A la veille des élections européennes
, rarement la gauche n’a été en aussi mauvais état. Les logiques d’affirmation des « identités » partisanes qui ont pris le dessus se sont combinées avec l’incapacité à proposer une perspective d’espoir.
La conséquence est un poids dramatiquement réduit de la gauche dans la vie politique.
Sortir de la spirale de l’éclatement, refonder une perspective d’espoir pour le XXIème siècle : voilà l’urgence.
C’est d’autant plus nécessaire que le petit monde qui dirige l’Union européenne sous l’autorité des gouvernements est glaçant : une seule discipline économique, une seule politique de plus en plus autoritaire. Pas de choix démocratique possible contre les traités, a dit le Président de la Commission. Résultats : la tragédie grecque, l’explosion du Brexit, les milliers de morts en Méditerranée, la montée des inégalités, le chômage et la misère, la poussée des nationalismes et de l’extrême droite avec des discours simplistes basés sur le mensonge, la haine et le rejet de l’autre.
Pourquoi choisir les uns plus que les autres, se demandent nombre d’électeurs et d’électrices ? En effet, plusieurs listes à gauche combattent la dérive ultra-libérale de l’Union européenne avec des arguments convergents. La tentation de l’abstention, qu’il faut combattre, est plus forte que jamais.
Alors que les aspirations sociales, écologiques et démocratiques n’ont jamais été aussi fortes, la Gauche s’est révélée incapable d’élargir son audience et de proposer une alternative politique crédible. De plus, nous assistons à un éclatement politique total. Et pourtant, nos forces militantes agissent souvent en commun. Et plusieurs élu·es travaillent ensemble au Parlement européen ! Pour beaucoup de nos concitoyen·es, le mot même de gauche a perdu son sens après que des gouvernements s’en réclamant ont mis en œuvre des politiques néolibérales et autoritaires.

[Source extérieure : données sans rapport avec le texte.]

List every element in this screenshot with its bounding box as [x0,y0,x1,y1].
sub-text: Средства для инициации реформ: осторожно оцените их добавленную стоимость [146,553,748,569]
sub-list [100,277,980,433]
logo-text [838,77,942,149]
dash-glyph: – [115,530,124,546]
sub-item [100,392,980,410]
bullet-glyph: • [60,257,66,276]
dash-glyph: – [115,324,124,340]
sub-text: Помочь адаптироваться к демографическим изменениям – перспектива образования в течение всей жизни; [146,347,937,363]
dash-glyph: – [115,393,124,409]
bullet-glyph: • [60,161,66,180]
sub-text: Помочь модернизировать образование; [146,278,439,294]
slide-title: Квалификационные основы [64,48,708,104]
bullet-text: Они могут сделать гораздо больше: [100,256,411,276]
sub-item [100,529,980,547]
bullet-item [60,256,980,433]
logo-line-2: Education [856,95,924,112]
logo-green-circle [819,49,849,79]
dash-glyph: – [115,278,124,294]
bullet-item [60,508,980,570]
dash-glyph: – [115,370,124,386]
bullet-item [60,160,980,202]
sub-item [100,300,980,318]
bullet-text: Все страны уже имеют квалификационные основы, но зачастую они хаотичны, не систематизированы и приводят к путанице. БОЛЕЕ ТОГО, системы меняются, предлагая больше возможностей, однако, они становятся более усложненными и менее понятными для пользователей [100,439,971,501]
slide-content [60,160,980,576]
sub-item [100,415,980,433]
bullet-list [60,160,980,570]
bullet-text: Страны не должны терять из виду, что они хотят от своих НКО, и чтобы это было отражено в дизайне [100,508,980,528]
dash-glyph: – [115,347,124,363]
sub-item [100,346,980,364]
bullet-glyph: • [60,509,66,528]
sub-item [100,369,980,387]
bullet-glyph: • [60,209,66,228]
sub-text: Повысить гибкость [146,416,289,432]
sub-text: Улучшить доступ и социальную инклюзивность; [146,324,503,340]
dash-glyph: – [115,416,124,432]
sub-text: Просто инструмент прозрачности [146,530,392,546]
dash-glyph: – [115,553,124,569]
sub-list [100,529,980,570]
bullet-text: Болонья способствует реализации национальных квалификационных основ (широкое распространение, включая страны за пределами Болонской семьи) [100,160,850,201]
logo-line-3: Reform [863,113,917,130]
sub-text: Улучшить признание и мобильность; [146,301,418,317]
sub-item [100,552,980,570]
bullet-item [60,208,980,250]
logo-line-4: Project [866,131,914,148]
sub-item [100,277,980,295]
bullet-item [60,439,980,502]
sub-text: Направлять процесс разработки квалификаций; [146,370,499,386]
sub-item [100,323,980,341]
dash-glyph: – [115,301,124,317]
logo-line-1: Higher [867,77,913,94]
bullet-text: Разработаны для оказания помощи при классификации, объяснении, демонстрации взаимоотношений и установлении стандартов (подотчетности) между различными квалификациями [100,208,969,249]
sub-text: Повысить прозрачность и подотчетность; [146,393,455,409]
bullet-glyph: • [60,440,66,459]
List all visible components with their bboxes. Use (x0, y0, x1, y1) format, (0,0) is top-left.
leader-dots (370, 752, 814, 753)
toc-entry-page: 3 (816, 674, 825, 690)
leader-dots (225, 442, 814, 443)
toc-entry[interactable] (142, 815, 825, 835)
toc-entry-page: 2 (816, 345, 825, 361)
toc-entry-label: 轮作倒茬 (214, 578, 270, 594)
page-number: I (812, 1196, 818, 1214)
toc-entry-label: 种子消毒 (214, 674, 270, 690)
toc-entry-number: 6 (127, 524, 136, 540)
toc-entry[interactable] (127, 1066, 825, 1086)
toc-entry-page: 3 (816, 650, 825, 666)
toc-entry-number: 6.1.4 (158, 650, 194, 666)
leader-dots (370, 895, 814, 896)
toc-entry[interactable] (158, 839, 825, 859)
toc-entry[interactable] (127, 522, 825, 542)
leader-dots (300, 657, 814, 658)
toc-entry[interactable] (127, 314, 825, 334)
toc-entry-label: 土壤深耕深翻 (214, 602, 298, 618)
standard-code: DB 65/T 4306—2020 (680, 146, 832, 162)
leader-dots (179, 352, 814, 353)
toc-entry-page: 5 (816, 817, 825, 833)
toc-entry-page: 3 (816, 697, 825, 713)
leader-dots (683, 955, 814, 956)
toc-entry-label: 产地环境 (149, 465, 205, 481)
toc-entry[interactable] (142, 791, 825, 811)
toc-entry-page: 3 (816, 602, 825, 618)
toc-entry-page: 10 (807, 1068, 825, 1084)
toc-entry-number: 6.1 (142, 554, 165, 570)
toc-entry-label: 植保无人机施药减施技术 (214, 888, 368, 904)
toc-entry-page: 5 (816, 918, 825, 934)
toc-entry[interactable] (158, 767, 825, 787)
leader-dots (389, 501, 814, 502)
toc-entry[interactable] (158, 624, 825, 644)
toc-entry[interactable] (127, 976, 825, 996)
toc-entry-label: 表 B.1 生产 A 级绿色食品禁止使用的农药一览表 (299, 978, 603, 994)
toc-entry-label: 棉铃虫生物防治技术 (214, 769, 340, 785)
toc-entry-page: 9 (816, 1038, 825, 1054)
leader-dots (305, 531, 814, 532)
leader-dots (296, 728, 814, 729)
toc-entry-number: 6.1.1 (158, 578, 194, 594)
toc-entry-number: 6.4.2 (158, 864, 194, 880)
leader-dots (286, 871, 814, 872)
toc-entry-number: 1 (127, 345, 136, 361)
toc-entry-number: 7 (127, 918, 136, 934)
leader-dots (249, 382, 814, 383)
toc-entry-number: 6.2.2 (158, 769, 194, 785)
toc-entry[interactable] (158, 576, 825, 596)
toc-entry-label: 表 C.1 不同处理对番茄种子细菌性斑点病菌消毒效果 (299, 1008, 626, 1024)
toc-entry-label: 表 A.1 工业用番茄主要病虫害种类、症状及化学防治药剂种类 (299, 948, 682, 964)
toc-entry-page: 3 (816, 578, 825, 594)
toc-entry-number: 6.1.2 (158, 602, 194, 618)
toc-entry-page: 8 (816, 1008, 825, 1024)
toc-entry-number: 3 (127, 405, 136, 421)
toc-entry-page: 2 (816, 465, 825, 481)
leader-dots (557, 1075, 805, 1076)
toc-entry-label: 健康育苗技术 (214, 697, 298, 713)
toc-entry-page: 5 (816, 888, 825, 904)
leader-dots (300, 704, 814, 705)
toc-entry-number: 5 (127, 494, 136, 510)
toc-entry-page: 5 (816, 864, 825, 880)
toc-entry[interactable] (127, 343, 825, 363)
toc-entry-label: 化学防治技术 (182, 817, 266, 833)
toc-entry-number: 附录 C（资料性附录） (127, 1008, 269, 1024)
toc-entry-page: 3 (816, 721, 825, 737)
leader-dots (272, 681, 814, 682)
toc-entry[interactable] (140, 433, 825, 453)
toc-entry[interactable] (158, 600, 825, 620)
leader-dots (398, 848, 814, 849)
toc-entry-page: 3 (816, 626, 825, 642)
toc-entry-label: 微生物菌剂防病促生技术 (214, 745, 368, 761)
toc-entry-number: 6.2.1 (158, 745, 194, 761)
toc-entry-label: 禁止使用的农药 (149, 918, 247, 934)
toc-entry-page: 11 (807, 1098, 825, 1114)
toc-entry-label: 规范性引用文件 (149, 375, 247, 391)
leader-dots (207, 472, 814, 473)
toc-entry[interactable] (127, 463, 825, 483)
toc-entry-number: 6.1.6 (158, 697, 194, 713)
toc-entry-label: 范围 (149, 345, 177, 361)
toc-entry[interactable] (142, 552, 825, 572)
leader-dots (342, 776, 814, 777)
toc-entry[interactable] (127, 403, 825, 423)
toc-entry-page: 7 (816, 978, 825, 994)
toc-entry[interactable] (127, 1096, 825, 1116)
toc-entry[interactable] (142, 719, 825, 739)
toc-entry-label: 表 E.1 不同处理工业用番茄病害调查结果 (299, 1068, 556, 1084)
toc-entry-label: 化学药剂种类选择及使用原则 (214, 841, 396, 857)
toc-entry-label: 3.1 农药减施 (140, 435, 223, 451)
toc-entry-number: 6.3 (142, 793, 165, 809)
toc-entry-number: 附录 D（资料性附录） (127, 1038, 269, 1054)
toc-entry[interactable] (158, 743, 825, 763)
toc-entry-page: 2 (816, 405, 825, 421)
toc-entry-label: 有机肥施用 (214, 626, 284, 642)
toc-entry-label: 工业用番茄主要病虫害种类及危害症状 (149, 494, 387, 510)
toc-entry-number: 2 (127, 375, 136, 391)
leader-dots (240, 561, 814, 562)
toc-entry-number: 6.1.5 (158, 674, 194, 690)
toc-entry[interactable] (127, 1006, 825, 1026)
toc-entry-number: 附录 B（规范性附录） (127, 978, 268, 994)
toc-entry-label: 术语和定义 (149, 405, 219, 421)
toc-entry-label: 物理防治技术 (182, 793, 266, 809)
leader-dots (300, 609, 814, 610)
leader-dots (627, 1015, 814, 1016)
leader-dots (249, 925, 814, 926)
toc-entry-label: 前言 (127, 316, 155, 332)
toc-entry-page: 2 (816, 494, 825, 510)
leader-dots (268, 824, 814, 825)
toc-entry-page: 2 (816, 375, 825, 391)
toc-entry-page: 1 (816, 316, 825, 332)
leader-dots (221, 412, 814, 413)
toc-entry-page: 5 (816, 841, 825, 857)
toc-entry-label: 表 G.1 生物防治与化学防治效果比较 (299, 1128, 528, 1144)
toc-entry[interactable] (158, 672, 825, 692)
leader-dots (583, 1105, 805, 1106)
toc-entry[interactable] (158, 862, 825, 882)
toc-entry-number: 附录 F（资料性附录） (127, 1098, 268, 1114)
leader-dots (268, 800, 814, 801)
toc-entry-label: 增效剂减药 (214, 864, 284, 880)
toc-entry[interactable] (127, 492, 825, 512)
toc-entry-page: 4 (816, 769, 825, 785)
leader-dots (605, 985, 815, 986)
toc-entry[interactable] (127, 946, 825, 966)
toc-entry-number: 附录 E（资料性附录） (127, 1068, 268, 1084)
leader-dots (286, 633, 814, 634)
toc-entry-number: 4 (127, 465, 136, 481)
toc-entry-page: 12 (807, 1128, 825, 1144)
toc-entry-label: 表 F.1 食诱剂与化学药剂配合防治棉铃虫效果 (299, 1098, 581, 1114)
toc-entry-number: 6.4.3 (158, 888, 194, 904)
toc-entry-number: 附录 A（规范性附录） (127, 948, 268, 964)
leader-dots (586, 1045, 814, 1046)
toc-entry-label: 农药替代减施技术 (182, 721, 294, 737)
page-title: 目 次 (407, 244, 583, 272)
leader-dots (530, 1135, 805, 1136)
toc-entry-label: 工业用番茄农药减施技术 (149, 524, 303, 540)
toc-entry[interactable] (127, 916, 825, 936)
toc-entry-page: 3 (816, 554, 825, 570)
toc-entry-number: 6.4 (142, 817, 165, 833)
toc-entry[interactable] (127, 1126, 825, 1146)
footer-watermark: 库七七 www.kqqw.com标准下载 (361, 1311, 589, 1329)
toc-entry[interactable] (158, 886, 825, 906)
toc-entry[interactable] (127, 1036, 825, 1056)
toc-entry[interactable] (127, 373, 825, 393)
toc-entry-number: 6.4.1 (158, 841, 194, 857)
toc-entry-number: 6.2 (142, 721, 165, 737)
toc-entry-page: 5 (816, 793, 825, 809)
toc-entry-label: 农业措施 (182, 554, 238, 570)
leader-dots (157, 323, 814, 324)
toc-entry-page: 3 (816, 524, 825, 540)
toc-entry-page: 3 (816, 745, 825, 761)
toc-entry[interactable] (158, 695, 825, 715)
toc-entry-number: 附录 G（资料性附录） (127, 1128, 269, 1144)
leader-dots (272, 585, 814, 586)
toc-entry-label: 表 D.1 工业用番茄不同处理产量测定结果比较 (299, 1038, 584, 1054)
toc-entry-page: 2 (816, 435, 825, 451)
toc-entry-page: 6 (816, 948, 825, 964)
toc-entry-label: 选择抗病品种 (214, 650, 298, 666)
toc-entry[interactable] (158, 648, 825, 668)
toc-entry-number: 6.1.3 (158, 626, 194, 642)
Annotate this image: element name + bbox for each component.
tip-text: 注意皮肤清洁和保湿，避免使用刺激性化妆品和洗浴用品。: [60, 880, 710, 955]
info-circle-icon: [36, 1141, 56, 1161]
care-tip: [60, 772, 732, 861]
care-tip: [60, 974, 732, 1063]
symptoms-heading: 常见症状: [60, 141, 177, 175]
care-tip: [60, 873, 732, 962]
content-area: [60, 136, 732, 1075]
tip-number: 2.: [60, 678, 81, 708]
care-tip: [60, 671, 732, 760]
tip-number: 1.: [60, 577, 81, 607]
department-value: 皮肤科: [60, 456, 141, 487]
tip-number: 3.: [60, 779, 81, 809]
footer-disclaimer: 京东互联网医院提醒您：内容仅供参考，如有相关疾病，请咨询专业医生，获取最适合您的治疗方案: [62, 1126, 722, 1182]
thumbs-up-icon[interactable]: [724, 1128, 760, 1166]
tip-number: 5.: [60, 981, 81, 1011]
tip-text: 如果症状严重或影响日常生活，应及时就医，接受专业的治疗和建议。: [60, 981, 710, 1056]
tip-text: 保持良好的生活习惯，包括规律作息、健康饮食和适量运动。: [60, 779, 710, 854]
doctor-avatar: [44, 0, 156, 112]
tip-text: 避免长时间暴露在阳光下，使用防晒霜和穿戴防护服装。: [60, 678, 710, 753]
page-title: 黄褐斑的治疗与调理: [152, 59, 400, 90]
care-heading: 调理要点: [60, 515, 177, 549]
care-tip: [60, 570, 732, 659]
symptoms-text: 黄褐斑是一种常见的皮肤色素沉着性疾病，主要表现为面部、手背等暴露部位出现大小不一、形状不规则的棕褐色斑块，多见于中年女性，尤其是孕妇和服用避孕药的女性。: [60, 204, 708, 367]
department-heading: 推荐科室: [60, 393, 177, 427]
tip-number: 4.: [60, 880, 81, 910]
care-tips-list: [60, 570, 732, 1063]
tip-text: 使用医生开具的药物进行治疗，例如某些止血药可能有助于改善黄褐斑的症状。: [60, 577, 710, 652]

Un mouvement social qui appelle à faire du neuf et à converger
En France, la campagne électorale se déroule alors que le pays est secoué par un mouvement social qui a fait vaciller les institutions, le gouvernement et le Président de la République. Le mouvement des Gilets jaunes a fait trébucher Macron sur sa base électorale étroite de 2017. Va-t-on le laisser se relever et continuer sa révolution ultralibérale, en réalité un capitalisme très autoritaire ?
Cette convergence d’action est encore plus nécessaire avec l’irruption de mobilisations de centaines de milliers de personnes sur l’urgence climatique. Les gouvernants européens font semblant de saluer ces mobilisations alors qu’ils ne remplissent même pas les engagements de l’Accord de Paris.
De même, de plus en plus de citoyen·nes et de villes sont solidaires et se lèvent aux côtés des migrant·es et des réfugié·es pour dénoncer la carence des États et leurs politiques racistes, fermant les portes aux plus vulnérables.
Les femmes, plus de la moitié de la population, ont déclenché une révolution internationale des rapports de domination trop souvent tolérés, et considérés comme naturels.
Les salarié·es font preuve d’imagination contre le travail surexploité, ubérisé, prescrit et subordonné, l’automatisation, les fermetures d’entreprises.
De nouvelles formes d’antiracisme se développent.
Progressisme/nationalisme : le faux duel
La droite macronienne essaie d’installer en France un faux duel entre progressisme et nationalisme. En réalité ce qui se profile est une défaite morale et politique devant le danger de la droite extrême, sous toutes ses formes, qui gangrène les sociétés.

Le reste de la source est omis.